AWS Cloud Operations & Migrations Blog

Gain actionable business insights with monitoring of Amazon MSK with Amazon Managed Service for Prometheus and Amazon Managed Grafana

Introduction

Monitoring is a critical aspect of maintaining the health and performance of any distributed system. In the case of Apache Kafka-based applications, configuring robust monitoring on kafka clusters becomes more crucial due to the real-time nature of data processing. This blog is intended for individuals or organizations utilizing Apache Kafka-based applications, specifically those facing the challenge of configuring robust monitoring on their Kafka clusters. The blog offers solutions for gaining operational insights into the performance of Amazon MSK cluster, proactive issue detection, enhanced troubleshooting capabilities, and effective capacity planning and forecasting. By exploring an integrated solution that combines Amazon Managed Streaming for Apache Kafka, Amazon Managed Service for Prometheus, and Amazon Managed Grafana, you will discover how to streamline monitoring process and gain actionable business insights.

In this blog post, we will walk you through the steps to leverage Amazon Managed Service for Prometheus and Amazon Managed Grafana with Amazon MSK open monitoring, providing comprehensive insights into the performance and health of your Kafka clusters.

Solution Overview

The architecture diagram in Figure 1 below shows an Apache Kafka MSK cluster and an Amazon EC2 Instance running the Prometheus Server. We will scrape the metrics exposed by Amazon MSK through Open Monitoring, ingest metrics to Amazon Managed Service for Prometheus Workspace and visualize using a custom dashboard on Amazon Managed Grafana to monitor the health and performance of the cluster. When creating an Amazon MSK cluster, you should specify how many broker nodes you want Amazon MSK to create in each Availability Zone. A broker instance is a worker node that helps to manage the Kafka cluster. Amazon MSK also creates the Apache ZooKeeper nodes for you. Apache ZooKeeper is an open-source server that enables highly reliable, distributed coordination.

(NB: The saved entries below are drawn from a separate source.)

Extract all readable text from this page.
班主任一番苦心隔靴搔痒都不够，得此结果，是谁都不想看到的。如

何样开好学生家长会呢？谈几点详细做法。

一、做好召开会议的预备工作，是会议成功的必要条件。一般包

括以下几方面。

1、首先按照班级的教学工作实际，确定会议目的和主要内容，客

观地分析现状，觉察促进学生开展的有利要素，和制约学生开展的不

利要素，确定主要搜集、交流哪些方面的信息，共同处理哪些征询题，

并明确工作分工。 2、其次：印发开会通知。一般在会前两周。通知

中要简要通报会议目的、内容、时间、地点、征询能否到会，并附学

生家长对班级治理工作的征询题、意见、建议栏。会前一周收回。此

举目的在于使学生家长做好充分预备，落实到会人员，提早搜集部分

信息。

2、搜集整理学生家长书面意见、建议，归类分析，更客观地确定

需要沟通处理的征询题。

Solution diagram showcasing monitoring of AWS MSK cluster using Amazon Managed service for Prometheus and Amazon Managed Grafana.

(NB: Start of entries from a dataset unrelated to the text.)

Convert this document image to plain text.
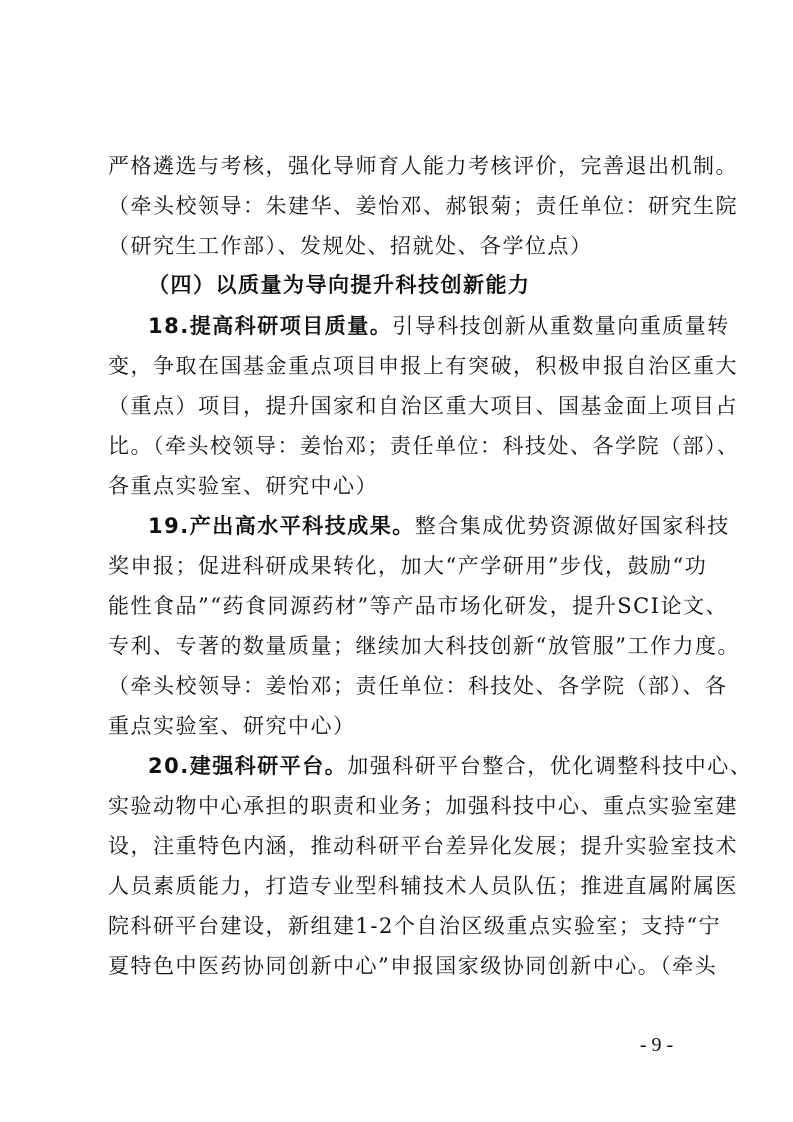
严格遴选与考核，强化导师育人能力考核评价，完善退出机制。
（牵头校领导：朱建华、姜怡邓、郝银菊；责任单位：研究生院
（研究生工作部）、发规处、招就处、各学位点）
（四）以质量为导向提升科技创新能力
18.提高科研项目质量。引导科技创新从重数量向重质量转
变，争取在国基金重点项目申报上有突破，积极申报自治区重大
（重点）项目，提升国家和自治区重大项目、国基金面上项目占
比。（牵头校领导：姜怡邓；责任单位：科技处、各学院（部）、
各重点实验室、研究中心）
19.产出高水平科技成果。整合集成优势资源做好国家科技
奖申报；促进科研成果转化，加大“产学研用”步伐，鼓励“功
能性食品”“药食同源药材”等产品市场化研发，提升SCI论文、
专利、专著的数量质量；继续加大科技创新“放管服”工作力度。
（牵头校领导：姜怡邓；责任单位：科技处、各学院（部）、各
重点实验室、研究中心）
20.建强科研平台。加强科研平台整合，优化调整科技中心、
实验动物中心承担的职责和业务；加强科技中心、重点实验室建
设，注重特色内涵，推动科研平台差异化发展；提升实验室技术
人员素质能力，打造专业型科辅技术人员队伍；推进直属附属医
院科研平台建设，新组建1-2个自治区级重点实验室；支持“宁
夏特色中医药协同创新中心”申报国家级协同创新中心。（牵头
- 9 -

Figure 1: Solution with broker and zookeeper nodes that send the JMX and node metrics

Figure 1 displays how metrics are scraped by a Prometheus server inside the EC2 instance and ingested to Amazon Managed Service for Prometheus through Amazon Virtual Private Cloud (VPC) endpoint. Then, Grafana monitors the metrics from Prometheus. The solution we will build in this blog post combines the capabilities of Amazon MSK, Amazon Managed Service for Prometheus, and Amazon Managed Grafana to enable open monitoring for Amazon MSK clusters. By following the steps outlined below, you will be able to set up a comprehensive monitoring system for your Kafka-based applications:

  •      Create an Amazon MSK cluster
  •      Create an Amazon Managed Service for Prometheus workspace
  •      Set up a Prometheus host on an Amazon EC2 instance
  •      Monitoring and Analysis

Prerequisites

Before diving into the setup, ensure you have the following prerequisites in place:

Create an Amazon MSK cluster

Provision an Amazon MSK cluster, which serves as the backbone of our Kafka-based system. This fully managed service ensures high availability, scalability, and security for your Kafka workloads. Use the following commands to create MSK cluster.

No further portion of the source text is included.